Costa Rica, Viernes 3 de octubre de 2008

/SUCESOS

Serán juzgados dentro de unas horas o de pocos días

Más de 17 hampones caen in fraganti en 24 horas

 Resultado del primer día de operar plan para tramitar procesos rápidos

 Primer caso concluyó con una conciliación entre víctima e imputados

Carlos Arguedas C. | carguedasc@nacion.com

Más de 17 hampones fueron detenidos in fraganti en un plazo de 24 horas por la Fuerza Pública, la Policía Municipal y el Organismo de Investigación Judicial (OIJ), al entrar a operar un plan para juzgar delitos rápidamente.

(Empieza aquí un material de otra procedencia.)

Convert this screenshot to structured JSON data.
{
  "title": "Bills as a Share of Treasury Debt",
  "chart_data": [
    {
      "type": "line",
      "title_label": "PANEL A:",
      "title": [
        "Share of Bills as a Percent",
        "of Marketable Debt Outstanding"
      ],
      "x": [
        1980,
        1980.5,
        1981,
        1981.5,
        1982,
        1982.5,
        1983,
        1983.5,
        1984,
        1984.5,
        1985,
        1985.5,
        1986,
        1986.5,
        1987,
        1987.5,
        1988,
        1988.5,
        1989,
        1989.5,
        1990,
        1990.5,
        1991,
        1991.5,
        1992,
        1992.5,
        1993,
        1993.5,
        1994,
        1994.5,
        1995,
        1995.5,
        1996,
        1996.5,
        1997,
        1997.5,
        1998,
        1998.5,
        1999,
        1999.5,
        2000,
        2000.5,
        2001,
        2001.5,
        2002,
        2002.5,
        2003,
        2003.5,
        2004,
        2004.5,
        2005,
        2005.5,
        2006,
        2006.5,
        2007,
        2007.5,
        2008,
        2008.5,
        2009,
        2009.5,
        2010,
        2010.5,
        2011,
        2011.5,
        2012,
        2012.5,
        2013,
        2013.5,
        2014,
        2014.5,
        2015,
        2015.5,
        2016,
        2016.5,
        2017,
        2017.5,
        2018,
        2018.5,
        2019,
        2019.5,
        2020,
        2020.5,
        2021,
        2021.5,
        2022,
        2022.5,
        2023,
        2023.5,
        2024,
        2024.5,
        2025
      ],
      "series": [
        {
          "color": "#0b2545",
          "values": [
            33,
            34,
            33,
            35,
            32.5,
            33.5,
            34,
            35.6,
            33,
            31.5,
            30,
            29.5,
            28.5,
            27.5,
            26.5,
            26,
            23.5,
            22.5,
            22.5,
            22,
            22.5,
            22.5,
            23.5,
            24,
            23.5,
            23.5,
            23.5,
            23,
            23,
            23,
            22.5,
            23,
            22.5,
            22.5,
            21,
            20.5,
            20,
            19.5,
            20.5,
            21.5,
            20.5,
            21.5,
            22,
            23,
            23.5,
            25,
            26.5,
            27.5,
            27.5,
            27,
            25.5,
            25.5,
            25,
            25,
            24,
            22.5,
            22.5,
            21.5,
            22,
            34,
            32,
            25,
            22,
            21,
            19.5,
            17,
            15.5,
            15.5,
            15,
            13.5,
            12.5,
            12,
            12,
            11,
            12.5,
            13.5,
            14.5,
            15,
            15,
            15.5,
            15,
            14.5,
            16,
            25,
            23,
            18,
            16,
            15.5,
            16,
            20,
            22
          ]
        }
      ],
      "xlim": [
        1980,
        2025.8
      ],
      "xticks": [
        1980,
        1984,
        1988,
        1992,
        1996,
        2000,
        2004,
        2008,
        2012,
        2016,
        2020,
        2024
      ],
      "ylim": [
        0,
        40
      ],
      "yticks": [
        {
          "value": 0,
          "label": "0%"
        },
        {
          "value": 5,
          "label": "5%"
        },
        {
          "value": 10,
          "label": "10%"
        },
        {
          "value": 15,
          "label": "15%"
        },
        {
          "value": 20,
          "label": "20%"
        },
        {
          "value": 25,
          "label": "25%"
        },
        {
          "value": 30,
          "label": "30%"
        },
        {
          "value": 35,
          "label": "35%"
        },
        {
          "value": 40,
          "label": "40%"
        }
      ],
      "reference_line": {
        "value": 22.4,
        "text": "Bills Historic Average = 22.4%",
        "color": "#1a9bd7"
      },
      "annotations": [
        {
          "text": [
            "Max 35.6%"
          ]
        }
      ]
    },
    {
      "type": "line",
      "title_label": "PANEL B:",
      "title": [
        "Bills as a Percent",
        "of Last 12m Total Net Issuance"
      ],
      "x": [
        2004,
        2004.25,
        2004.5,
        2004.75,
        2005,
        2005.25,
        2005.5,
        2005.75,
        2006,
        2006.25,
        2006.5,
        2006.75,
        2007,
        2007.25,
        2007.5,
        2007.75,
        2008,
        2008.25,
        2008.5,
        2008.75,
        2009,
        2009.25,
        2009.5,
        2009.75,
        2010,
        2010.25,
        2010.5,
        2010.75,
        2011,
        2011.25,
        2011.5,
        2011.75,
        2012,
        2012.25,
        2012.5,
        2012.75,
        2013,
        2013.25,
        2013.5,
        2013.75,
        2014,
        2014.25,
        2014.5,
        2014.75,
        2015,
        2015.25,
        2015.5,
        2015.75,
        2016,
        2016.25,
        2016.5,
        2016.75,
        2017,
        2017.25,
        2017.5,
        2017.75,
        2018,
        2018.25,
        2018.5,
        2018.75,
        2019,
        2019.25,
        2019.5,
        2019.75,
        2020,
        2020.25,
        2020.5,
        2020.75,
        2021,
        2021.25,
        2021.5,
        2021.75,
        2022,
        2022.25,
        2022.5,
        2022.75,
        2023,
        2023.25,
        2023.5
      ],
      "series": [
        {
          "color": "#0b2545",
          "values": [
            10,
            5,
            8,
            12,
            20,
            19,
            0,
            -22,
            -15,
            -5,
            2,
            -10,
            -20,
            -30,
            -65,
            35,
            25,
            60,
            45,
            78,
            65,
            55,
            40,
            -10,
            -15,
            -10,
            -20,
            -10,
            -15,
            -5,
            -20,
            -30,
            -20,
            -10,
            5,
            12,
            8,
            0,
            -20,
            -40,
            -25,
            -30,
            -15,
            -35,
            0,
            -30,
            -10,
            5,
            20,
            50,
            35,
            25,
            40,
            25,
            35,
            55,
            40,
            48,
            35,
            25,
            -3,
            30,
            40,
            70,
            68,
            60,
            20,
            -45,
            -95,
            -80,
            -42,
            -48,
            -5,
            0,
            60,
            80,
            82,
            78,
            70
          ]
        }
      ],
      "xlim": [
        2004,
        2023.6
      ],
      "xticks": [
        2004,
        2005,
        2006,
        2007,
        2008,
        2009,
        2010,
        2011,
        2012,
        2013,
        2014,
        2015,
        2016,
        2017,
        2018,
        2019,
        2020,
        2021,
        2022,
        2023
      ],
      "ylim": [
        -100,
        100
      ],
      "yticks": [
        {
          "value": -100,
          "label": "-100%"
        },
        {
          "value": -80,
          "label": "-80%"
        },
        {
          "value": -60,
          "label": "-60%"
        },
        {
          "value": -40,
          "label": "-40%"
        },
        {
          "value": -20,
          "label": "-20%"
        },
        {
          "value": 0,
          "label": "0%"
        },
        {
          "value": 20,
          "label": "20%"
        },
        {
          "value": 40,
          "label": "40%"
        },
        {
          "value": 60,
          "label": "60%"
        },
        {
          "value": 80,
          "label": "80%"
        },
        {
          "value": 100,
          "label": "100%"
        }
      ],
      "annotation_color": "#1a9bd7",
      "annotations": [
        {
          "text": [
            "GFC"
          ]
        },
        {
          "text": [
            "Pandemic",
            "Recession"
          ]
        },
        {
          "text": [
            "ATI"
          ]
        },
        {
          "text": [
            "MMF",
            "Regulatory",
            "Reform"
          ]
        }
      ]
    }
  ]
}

Rafael Ángel Araya, director de la Fuerza Pública de San José, dijo que la mayoría de arrestos se produjo en la noche del miércoles.

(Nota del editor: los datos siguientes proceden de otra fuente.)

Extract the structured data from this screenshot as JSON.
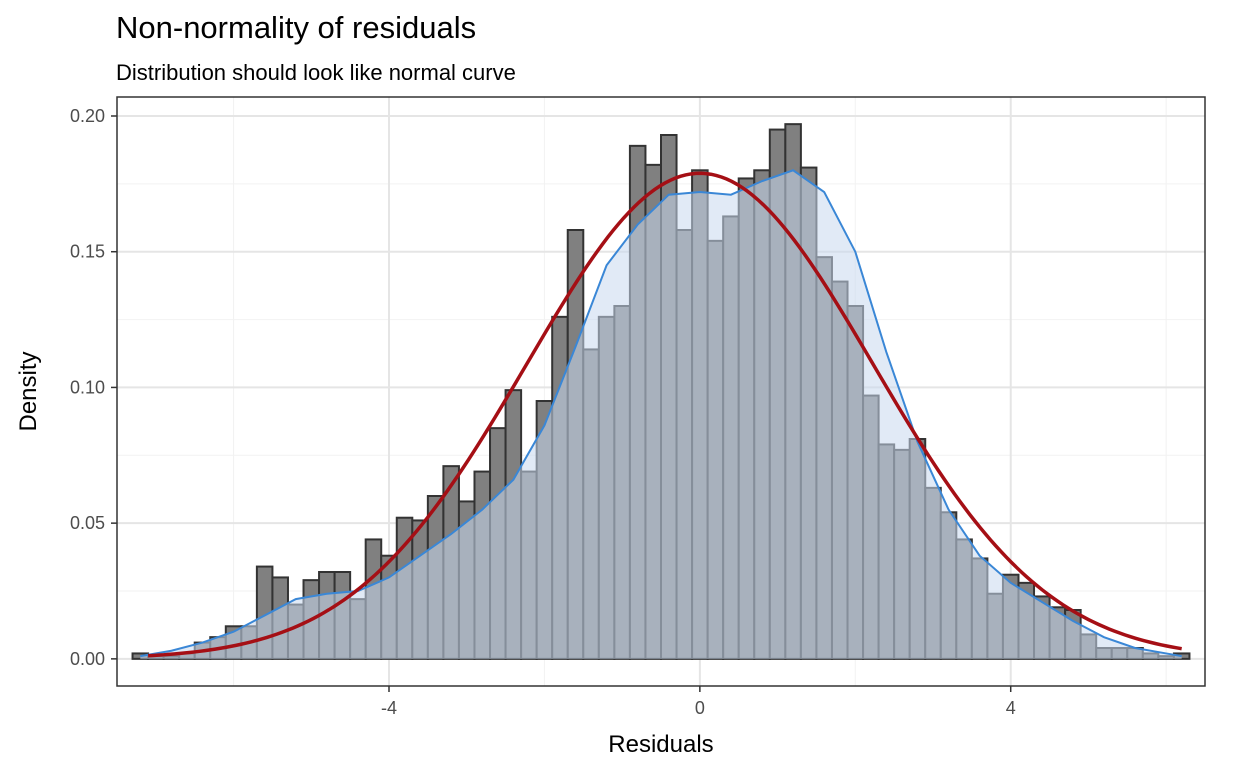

El Ministerio Público informó ayer de que no todos los casos serán tramitados por el sistema de flagrancia, pues al valorar los hechos se verificó que no cumplían todos los requisitos y, entonces, se juzgarán de la forma normal. Empero, alegaron no disponer de datos exactos sobre cada caso.

Una conciliación. La Oficina de Prensa de la Corte Suprema de Justicia informó de que el expediente 08-0000003 del sistema in fraganti (era el tercer caso) cerró el miércoles a las 11:40 p. m. con una conciliación entre las partes.

El hecho se produjo anteayer a las 5:30 p. m. en las cercanías del antiguo salón El Jorón en la carretera a Desamparados, cuando dos individuos de apellidos Chinchilla, de 22 años, y Hernández, de 19, sorprendieron a un hombre apellidado González, de 31 años, que caminaba por la acera.

Los sujetos, con un arma blanca, le gritaron: “Quieto o se muere”.

Un vecino que escuchó los gritos salió de la casa y al observar el hecho sacó un arma de fuego e hizo dos disparos.

Oficiales de la Fuerza Pública que llegaron al lugar capturaron a los individuos y les decomisaron el cuchillo que portaban.

El Ministerio Público, tras valorar los hechos, acusó a Chinchilla y a Hernández de agresión con arma e infracción a la Ley de Armas, delitos por los que podrían ser condenados a entre 2 y 6 meses de cárcel.

La juez penal Marjorie Valenciano, quien conoció la acusación, informó a las partes sobre las opciones que en estos asuntos ofrece la ley, entre ellas el que las partes (imputados y víctima) lleguen a una conciliación.

Fue así como los imputados Chinchilla y Hernández se comprometieron a donar cada uno ¢30.000 en útiles escolares a la escuela de Higuito de Desamparados, donde ellos viven.

Los hombres tienen un mes para cumplir con el compromiso, para lo cual se les dictará un sobreseimiento definitivo.

En caso de incumplirlo, el asunto se elevará a juicio.

Las autoridades dijeron que los imputados no tienen antecedentes por otras detenciones.

El plan piloto para juzgar los casos in fraganti comenzó el miércoles y se espera que sirva para agilizar los procesos.